I also came away not sure Montessori preschool is for Yehva. I love Montessori classrooms, with their orderly shelves of interesting things, and the kids sitting around at their little rugs doing their "works." But the PPK classroom we saw today didn't have what most preschools do: a texture table, an art area, a dress-up/pretend play area. I've read Maria Montessori, so I have a pretty good idea why this is (it's all about the purposeful work!). But I think those are some of the things Yehva likes best about preschool. I think she'd like the Montessori "works"--she loves manipulating things--but I also think she'd miss those other things.

Maybe school isn't the right thing for her at all. She's extroverted; she's also high energy. She rarely sits down. It may be that she will turn out to be a very bad fit for the classroom. Maybe we'd be better off homeschooling her and using our money to hire an athletic college student to spend a couple hours a day taking her snowboarding and waterskiing and rappelling, and teaching her to play baseball, basketball, soccer, and football (she wants to play football. She wants to play every sport she has ever seen anyone play, in person or on TV).
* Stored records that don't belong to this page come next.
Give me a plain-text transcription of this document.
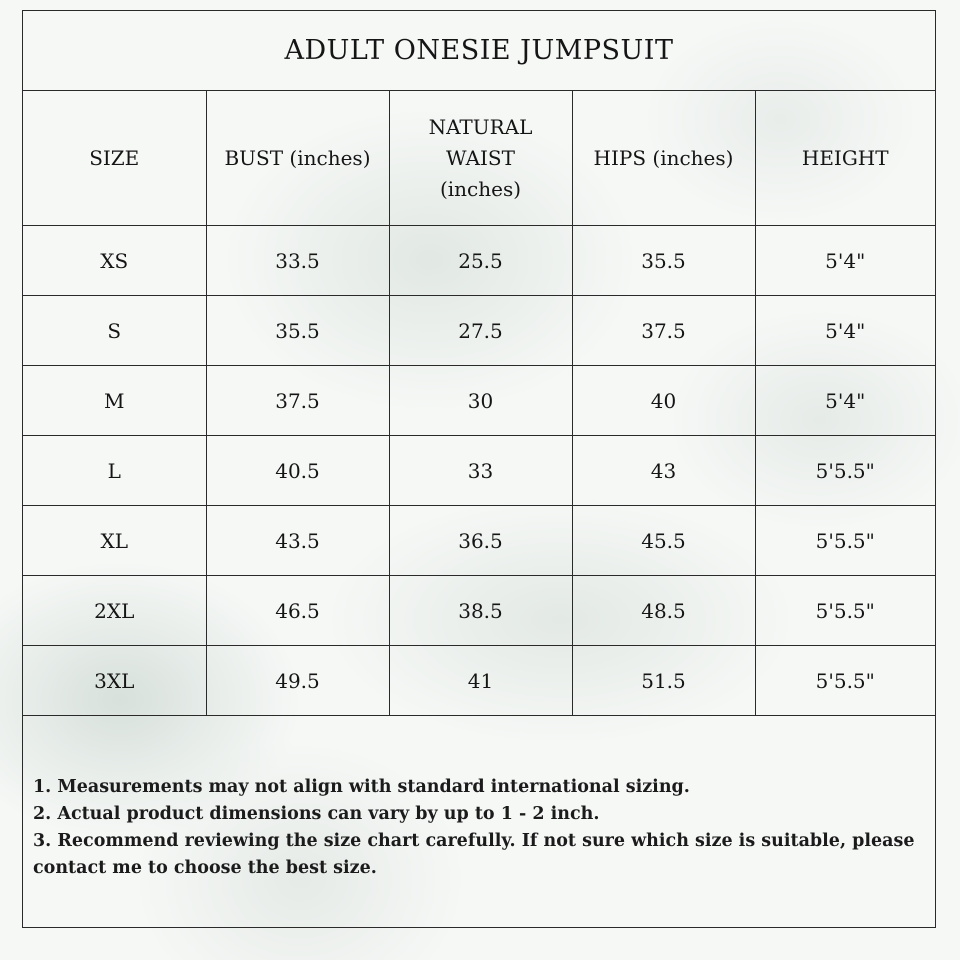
ADULT ONESIE JUMPSUIT
SIZE	BUST (inches)	NATURAL WAIST (inches)	HIPS (inches)	HEIGHT
XS	33.5	25.5	35.5	5'4"
S	35.5	27.5	37.5	5'4"
M	37.5	30	40	5'4"
L	40.5	33	43	5'5.5"
XL	43.5	36.5	45.5	5'5.5"
2XL	46.5	38.5	48.5	5'5.5"
3XL	49.5	41	51.5	5'5.5"
1. Measurements may not align with standard international sizing.
2. Actual product dimensions can vary by up to 1 - 2 inch.
3. Recommend reviewing the size chart carefully. If not sure which size is suitable, please contact me to choose the best size.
I wanted to love the public Montessori, because it's the path of least resistance for us: it's close, it's probably better than the traditional public schools in some ways that matter to me, if she goes there for preschool she's guaranteed a kindergarten slot, we'd have to pay for one more year of preschool but then it would be free. I liked it, at least some things about it. Enough to send Yehva there? I don't know. How much more would I have to love a different school to pay $6500/year in tuition? I don't know.
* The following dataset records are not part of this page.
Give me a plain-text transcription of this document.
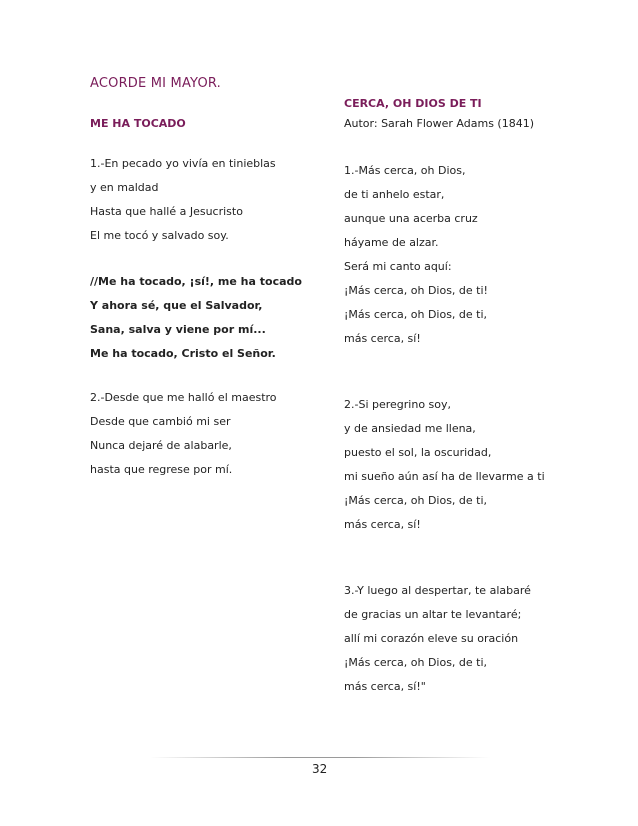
ACORDE MI MAYOR.
ME HA TOCADO
1.-En pecado yo vivía en tinieblas
y en maldad
Hasta que hallé a Jesucristo
El me tocó y salvado soy.
//Me ha tocado, ¡sí!, me ha tocado
Y ahora sé, que el Salvador,
Sana, salva y viene por mí...
Me ha tocado, Cristo el Señor.
2.-Desde que me halló el maestro
Desde que cambió mi ser
Nunca dejaré de alabarle,
hasta que regrese por mí.
CERCA, OH DIOS DE TI
Autor: Sarah Flower Adams (1841)
1.-Más cerca, oh Dios,
de ti anhelo estar,
aunque una acerba cruz
háyame de alzar.
Será mi canto aquí:
¡Más cerca, oh Dios, de ti!
¡Más cerca, oh Dios, de ti,
más cerca, sí!
2.-Si peregrino soy,
y de ansiedad me llena,
puesto el sol, la oscuridad,
mi sueño aún así ha de llevarme a ti
¡Más cerca, oh Dios, de ti,
más cerca, sí!
3.-Y luego al despertar, te alabaré
de gracias un altar te levantaré;
allí mi corazón eleve su oración
¡Más cerca, oh Dios, de ti,
más cerca, sí!"
32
I might find out, though. I sent off an e-mail asking to set up a tour at one of the local private Montessori schools. (I also know parents of kids in this school. Some of them love it. Some of them don't. One pulled her daughter because she thought the school was pigeon-holing her daughter as a "troublemaker." Her daughter was 2. I talk to too many parents. It muddies the waters.) Anyway, I sent off the e-mail. "Practically any weekday morning is fine for me," I said, "except that we'll be out of town from February 16-22." I got a very prompt e-mail back saying that I'd been pencilled in for a tour on the morning of the 16th. *sigh*

One of my friends pulled her son out of elementary school last year and tried homeschooling. "There are too many choices," she complained to me not long after. "When he was in school, they made all these choices for me!" As someone who has spent hours reading up on math curricula on the internet, and hours reading up on science curricula, and hours reading up on Language Arts curricula--and this only after spending years going back and forth about whether to use curricula at all--I could sympathize. But I find that the decisions involved in sending a kid to school are just as hairy. I'm lucky, I suppose, to live in a place where there are really very few choices, or my head would explode. As it is, I think I'll go take half a Xanax and lie down with a cold cloth on my head until the palpitations stop.

2 comments:

Ann said...

I think you are putting too much pressure on yourself. You are signing her up for preschool, not making a life-long commitment. If you are unhappy, you can pull her out any time you wish.

Anonymous said...

I like the idea of homeschooling with tons of physical activity added on, and you'd probably have to participate in lots of co-ops and classes, too. Girl Scouts would be good.

I think highly of Montessori, too. If Yehva is happy there, it might be a good fit for at least a few years and that would serve her well later.

And I have 4 good friends, 2 couples both of European American descent, with adopted AA kids who are grown, and they definitely were forced by their kids to move them to schools where there would be more diversity. And their kids had special needs. And they didn't get good educations. They were "good" public schools, but they were also racist public schools.

You can't plan her whole future right now (how I have wanted to do that for each of my kids!). You only get enough light for the moment, and then there will be new problems later.